En effet, Andreea-Maria nous dit sans sa préface : « Des
Enfers Babyloniens aux paradis Chaldaïques, du feu de Zoroastre aux hantises
gnostiques et hittites, Abysses,
fondamentalement initiatique, s'enracine dans des terres mythologiques qui
disent l'universalité de symboles transmués en voces
mysticae. » Et ensuite : « Anamnèse
platonicienne sous les auspices d'Osiris et d'Ereshkigal,
chaque poème est une clef de l'âme. » Oui, les clés sont peut-être là, données
dans chaque poème sous des noms d’êtres mythologiques et de dieux inconnus,
qu’on a ou on n’a pas envie d’aller chercher dans les dictionnaires, de peur
de devoir s’encombrer du poids d’une connaissance qui vous écrase ou sinon,
de ne les y pas trouver du tout, risquant ainsi de rester aux portes… Mais
sont-elles, celles qu’on vous indique ainsi par des vocables mystérieux, les
véritables clés de la poésie que vous êtes en train de lire ? Peut-être
ne sont-elles, en fait, que des alibis pour une herméneutique bien plus
immédiate, sans recherche aucune, mais beaucoup plus subtile, presque
imperceptible à l’œil du mental – qui s’accroche aux noms des bâtiments et ne
palpe pas la pierre nue. Quand on se laisse atteint dans sa peau, envahi par
les sons, les fragrances, les touchers des visions chahutées dans ces poèmes
issus d’un autre temps, d’un autre monde, on n’a plus besoin de clés pour
ouvrir des portes, pour s’immerger… car on est déjà dedans. Que s’y
passe-t-il ? Des mystères, des sacrifices, des descentes aux enfers et
des remontées vertigineuses, des spectacles éblouissants de couleurs et de
sons, des voyages dans des espaces magiques ou eschatologiques, des
expérimentations oniriques, des extases, des meurtres, des résurrections…

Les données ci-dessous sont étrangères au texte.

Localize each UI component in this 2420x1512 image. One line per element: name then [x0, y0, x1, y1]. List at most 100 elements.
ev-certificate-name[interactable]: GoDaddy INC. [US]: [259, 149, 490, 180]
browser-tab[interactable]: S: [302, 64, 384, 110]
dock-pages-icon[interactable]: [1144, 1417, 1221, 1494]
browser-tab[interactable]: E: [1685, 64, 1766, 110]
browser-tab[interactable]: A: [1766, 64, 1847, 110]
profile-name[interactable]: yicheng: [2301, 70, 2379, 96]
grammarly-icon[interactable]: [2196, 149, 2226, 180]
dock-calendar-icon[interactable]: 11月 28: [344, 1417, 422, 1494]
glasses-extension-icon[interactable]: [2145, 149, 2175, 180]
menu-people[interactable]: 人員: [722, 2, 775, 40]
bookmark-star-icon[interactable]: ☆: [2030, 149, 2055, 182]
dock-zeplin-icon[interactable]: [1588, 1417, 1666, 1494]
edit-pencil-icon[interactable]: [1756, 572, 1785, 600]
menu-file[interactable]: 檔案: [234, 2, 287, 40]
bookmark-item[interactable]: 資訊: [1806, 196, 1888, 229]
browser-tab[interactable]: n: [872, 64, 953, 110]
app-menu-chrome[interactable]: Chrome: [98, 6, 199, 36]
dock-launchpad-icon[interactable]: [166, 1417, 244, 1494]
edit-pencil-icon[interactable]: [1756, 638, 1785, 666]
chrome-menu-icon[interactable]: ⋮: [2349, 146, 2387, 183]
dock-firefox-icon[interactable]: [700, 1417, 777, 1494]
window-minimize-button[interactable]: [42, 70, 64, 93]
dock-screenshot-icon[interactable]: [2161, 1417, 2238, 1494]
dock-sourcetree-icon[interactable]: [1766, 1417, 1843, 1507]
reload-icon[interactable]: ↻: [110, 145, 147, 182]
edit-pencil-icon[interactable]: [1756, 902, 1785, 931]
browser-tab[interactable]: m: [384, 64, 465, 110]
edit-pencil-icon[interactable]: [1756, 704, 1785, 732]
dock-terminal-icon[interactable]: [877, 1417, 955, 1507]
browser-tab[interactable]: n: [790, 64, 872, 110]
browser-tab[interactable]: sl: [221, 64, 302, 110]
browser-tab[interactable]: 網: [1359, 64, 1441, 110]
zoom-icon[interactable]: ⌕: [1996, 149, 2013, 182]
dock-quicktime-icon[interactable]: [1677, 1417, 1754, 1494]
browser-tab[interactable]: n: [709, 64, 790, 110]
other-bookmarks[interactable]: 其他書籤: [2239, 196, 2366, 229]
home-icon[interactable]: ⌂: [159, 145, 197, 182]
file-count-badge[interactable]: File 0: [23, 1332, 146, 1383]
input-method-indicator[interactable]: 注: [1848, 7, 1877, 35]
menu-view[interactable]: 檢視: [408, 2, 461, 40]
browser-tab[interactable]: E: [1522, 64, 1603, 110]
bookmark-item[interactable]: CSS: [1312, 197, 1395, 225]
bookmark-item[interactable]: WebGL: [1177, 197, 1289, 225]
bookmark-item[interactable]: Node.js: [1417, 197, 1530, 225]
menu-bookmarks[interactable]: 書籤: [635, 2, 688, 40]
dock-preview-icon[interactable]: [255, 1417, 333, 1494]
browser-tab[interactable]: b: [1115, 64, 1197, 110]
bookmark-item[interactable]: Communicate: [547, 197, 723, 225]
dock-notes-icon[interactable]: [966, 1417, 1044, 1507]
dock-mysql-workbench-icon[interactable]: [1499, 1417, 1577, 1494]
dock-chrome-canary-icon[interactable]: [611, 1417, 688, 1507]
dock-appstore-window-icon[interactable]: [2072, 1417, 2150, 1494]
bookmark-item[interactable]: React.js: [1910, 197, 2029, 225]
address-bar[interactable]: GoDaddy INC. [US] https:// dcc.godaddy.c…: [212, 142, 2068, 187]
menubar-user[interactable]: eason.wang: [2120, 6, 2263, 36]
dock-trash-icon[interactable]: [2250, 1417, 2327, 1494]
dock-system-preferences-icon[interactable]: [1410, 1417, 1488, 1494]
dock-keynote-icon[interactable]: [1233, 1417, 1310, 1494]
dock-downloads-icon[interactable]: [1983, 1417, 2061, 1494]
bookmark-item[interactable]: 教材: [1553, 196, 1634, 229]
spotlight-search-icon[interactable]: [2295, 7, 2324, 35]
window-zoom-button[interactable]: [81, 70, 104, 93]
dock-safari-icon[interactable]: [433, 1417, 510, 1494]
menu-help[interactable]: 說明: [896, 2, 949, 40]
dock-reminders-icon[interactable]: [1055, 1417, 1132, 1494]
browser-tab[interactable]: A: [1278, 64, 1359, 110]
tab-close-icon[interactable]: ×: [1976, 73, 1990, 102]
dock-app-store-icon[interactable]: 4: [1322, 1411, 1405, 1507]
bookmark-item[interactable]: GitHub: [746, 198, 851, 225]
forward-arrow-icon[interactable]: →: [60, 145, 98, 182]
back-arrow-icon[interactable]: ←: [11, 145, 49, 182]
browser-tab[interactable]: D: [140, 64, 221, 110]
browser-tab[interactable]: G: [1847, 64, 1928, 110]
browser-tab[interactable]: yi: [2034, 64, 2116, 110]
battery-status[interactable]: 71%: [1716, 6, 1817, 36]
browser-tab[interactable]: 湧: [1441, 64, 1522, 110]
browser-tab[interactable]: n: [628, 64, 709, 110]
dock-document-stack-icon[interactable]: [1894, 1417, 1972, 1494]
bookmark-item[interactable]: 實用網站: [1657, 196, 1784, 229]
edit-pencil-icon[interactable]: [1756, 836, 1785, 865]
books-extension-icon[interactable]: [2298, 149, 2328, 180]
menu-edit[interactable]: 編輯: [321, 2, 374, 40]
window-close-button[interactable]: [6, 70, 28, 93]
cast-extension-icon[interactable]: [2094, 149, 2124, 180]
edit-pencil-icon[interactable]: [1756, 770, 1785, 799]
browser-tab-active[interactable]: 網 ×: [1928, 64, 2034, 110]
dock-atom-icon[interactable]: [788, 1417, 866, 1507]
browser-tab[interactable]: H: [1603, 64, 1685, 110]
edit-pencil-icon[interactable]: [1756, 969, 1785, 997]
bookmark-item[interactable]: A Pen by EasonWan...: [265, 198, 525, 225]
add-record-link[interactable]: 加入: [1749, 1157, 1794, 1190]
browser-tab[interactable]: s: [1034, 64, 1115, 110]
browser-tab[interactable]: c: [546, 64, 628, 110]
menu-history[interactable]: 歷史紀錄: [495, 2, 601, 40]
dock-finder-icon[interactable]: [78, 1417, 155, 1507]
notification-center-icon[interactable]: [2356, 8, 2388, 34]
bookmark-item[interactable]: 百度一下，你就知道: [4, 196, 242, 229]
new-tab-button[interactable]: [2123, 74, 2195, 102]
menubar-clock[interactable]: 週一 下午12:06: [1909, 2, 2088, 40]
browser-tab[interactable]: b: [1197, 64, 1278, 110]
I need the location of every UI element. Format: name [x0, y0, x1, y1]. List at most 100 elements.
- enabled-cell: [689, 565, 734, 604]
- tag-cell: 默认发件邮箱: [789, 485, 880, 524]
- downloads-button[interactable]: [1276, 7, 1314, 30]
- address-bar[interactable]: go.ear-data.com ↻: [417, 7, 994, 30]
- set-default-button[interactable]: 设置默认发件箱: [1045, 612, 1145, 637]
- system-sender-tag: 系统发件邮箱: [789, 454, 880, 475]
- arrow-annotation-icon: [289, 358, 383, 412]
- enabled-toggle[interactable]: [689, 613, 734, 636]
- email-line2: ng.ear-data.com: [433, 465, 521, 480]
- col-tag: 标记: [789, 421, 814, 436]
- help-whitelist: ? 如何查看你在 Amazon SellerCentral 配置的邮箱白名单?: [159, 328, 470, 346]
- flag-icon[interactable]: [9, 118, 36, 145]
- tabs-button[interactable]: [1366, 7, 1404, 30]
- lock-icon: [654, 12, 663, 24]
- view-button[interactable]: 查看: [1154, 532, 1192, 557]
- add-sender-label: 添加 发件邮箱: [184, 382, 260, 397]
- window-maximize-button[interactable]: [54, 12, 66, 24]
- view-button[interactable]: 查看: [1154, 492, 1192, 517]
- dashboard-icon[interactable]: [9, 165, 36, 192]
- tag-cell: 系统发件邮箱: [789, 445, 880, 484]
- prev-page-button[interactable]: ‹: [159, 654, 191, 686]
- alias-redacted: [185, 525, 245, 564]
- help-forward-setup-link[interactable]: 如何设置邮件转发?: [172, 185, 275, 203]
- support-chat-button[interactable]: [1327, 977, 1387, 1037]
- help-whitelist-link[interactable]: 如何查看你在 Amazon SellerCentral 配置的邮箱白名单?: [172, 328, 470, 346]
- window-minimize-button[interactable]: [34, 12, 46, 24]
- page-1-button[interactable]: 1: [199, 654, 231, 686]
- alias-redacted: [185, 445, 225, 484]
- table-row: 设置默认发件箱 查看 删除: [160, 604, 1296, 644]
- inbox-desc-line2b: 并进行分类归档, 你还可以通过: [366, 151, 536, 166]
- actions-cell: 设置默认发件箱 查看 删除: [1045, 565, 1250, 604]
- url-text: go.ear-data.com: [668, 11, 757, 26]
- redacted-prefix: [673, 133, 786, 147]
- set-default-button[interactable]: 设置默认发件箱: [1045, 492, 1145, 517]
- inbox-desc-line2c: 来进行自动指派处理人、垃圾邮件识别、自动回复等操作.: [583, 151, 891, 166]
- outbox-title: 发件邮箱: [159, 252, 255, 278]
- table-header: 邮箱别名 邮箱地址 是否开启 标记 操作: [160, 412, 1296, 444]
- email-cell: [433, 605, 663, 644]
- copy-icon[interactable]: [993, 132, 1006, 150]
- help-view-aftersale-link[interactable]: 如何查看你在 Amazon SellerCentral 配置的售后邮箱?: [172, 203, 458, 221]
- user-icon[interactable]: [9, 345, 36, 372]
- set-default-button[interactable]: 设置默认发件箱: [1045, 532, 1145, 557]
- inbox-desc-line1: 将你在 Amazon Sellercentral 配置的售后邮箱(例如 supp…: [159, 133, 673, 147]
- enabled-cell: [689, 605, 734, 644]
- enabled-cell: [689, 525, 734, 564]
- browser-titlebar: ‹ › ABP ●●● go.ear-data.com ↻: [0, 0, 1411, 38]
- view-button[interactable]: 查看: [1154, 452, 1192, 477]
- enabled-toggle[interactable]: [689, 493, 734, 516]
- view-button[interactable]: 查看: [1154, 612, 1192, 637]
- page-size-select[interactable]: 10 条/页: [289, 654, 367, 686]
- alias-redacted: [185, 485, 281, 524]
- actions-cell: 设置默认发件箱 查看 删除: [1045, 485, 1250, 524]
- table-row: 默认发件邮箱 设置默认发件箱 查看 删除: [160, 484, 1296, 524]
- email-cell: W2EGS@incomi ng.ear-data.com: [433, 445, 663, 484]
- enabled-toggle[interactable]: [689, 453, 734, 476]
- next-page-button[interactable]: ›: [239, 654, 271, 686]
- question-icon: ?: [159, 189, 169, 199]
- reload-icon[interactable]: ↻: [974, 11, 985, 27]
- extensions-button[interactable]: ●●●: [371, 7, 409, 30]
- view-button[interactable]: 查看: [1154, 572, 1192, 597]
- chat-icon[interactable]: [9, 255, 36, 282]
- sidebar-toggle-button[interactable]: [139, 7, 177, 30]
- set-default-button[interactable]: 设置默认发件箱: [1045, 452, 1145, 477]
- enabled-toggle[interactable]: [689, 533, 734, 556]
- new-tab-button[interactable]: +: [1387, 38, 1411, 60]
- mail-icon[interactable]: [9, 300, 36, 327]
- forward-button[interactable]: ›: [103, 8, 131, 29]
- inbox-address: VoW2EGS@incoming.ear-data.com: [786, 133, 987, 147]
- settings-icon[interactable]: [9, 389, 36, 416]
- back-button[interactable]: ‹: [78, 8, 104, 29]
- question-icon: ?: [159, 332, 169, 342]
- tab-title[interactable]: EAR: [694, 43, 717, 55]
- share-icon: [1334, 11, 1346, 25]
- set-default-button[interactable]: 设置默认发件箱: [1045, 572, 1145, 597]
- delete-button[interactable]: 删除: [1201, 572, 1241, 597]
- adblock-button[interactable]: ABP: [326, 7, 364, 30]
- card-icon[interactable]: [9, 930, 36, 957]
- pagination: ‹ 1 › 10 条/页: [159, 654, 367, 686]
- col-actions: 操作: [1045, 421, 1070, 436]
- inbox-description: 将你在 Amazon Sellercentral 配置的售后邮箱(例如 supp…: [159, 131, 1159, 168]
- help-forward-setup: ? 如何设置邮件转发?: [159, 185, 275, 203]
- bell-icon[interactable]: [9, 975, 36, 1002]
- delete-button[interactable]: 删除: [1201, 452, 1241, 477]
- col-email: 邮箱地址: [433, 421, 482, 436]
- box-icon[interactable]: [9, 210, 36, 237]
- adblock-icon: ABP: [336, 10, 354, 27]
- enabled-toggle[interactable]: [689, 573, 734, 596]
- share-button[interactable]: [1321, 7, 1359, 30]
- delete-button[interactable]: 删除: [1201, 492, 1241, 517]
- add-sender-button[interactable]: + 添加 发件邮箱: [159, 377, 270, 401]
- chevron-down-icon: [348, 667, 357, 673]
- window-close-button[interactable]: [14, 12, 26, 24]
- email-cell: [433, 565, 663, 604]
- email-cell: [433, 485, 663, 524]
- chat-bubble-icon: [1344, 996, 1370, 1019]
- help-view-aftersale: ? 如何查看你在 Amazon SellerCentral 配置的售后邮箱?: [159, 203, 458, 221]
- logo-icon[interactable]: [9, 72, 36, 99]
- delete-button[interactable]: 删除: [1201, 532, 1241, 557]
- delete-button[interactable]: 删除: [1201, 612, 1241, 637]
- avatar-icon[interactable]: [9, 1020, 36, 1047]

Oui, on est au cœur de l’âme du monde, en empathie totale avec elle,
l’universelle, la sybille balbutiant sa parole oraculaire à travers les millénaires,
la grande déesse qui habite en nous sans pouvoir s’en libérer ni nous
libérer, nous, d’elle. Alors nous
percevons la voix, le « je » / « tu » des poèmes, comme
étant sa propre voix à elle et en même temps, celle de nous-mêmes, témoins de
ses malheurs à elle qui sont les nôtres… Contemplation et participation se
superposent parfaitement, le paradoxe règne, nous sommes dans une réalité
virtuelle, miroir spatio-temporel à l’intérieur duquel nous revivons notre
propre histoire et par bribes, touche par touche, la lecture s’épaissit, nous
absorbe et nous transforme. Le
lecteur d’Abysses ne sort pas
indemne de ce parcours initiatique, et la moindre des choses pour moi est de
partager ici, avec émerveillement, quelques tableaux parlants que j’emporte
avec moi, tels des trésors, de cette visite guidée dans les bolges de l’imaginaire,
grande et enrichissante aventure poétique : ils rendront mieux compte du
livre que tout critique. Merci, jeune Sybille ! *** Je n'ai pas plongé dans les blanches eaux du Styx. Je n'ai pas cherché l'ordre qui se cache au fond des flots.
Passant près du précipice, j'ai contemplé tous les lendemains et tous les
condamnés. Personne ne parlait la langue muette ; personne n'entendait
ce dialecte noir dont s'échappent les fantômes. (Crucifixion) La douceur du sable de Vik, noir et or comme le blason des sept sœurs, forme les
coquillages bénis du trône. Sauvage, la créature s'élance - soleil,
poussière, cendres. Il faut contourner les incendies qui conduisent aux
portes du temple, remonter la rivière jusqu'à la source. Les flambeaux
attendent sur l'autel. Halte là, vous qui cueillez la mort
dans le ciel. (Périples) Nul n'est mon amant : je suis la
terre, cette vierge noire que seul le soleil profane. Mes compagnons de
voyage sont taillés dans le corps du silence. (L’offrande) Ne songeant pas à résister -
comment le pourrais-tu ? Il est empereur et toi goutte d'eau - tu lui
abandonnes ta prudence, les bras en prière. Qu'il te prenne, te dissolve,
t'absorbe : tu n'en as cure. Tes cheveux faits de lumière sont une couronne
portée à sa gloire, et leur réponse devient son reflet. L'ombre des abysses
porte le sceau de son absence, tu l'attends toujours au fond de ton antre.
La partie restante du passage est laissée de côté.